Yup, went to the store yesterday to restock and couldn’t find the cornmeal until finally I realized it was shelved about 1/3 of the aisle down from the rest of the ground “grain” stuff, in the special section marked “gluten free”. Ingredient list: ground corn. And yes, it even proclaimed itself gluten free on the label.
Wow. That’s an amazing story. I’m glad he’s much better.
I went to an allergist for hives I started to get several months after a reaction to a prescription. I remember the allergist told me that the majority of cases are indeterminate. We all think doctors can solve such a common problem, but it’s a mystery for them, too.
Not a mystery per se, but with allergies especially its a lot of very careful steps to sus-out what exactly caused a reaction. And you may never determine what exactly it is. A lot of it can be transient. Not just because your exposure to the allergen might change, but because the allergy itself may be temporary, new or transiently severe enough to notice. And they can fade over time.

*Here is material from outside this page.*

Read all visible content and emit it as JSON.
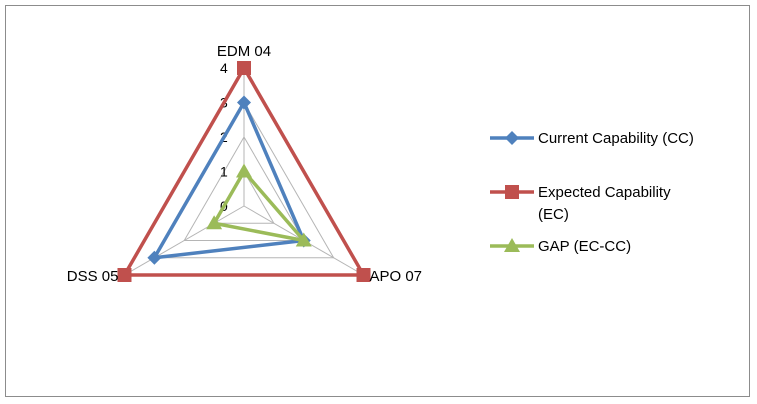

I mentioned my own allergies up thread. Truth is I haven’t risked a scallop in so long I can’t be sure I’m still allergic. From what I understand mild allergies like that can tend to fade with time, I’m just sort of disinterested in finding a practical way to try it out again. I don’t need to risk the poopening in a public restaurant again. And buying enough scallops for a meal to cook at home seems wasteful and frustrating if it turns out I can’t eat them. So I’m good for now knowing cross contamination’s not gonna bone me. The alleged beef allergy my brother had supposedly worked rather similarly. Because its caused by exposure to the tick there’s a 4ish month acute phase where its a severe and highly reactive allergy. Afterwards it fades a bit to more standard food allergy. Hives and or anaphylaxis, cross contamination is a concern, but you won’t be reacting to beef stink and leather. On a 1-5 year time line the allergy continues to fade. With cross contamination not being a problem in 6 months to 2 years, meats besides beef causing no or lo reaction in 1-3 years. And some percentage (i think it was 30%, but can’t remember precisely) being no longer allergic to any red meat in a 3-5 year time line. Apparently my bee sting allergy is not something that generally happens with, and you wouldn’t want to risk it to find out. But my last 3 bee stings didn’t give me the sort of frightening reaction I usually get (I’ve become very good at removing the stinger before much if any venom makes it in). Supposedly reactions with bee stings ratchet up with exposure, each sting making the next worse and more dangerous. So I’m absolutely not sure where I stand right now vis a vis insect death. Its just a complex shifting target, and pegging down dietary factors and exposure is next to impossible because people are forgetful liars.
But yes it was frightening and weird with the brother. I thought I had nearly killed him when he accidentally used my late night lamb and bacon pan to cook eggs. None of us believed the doctors had pegged it right till we watched him eat 5 solid pounds of prime rib at Christmas. No reaction and we were all allowed to have bacon again.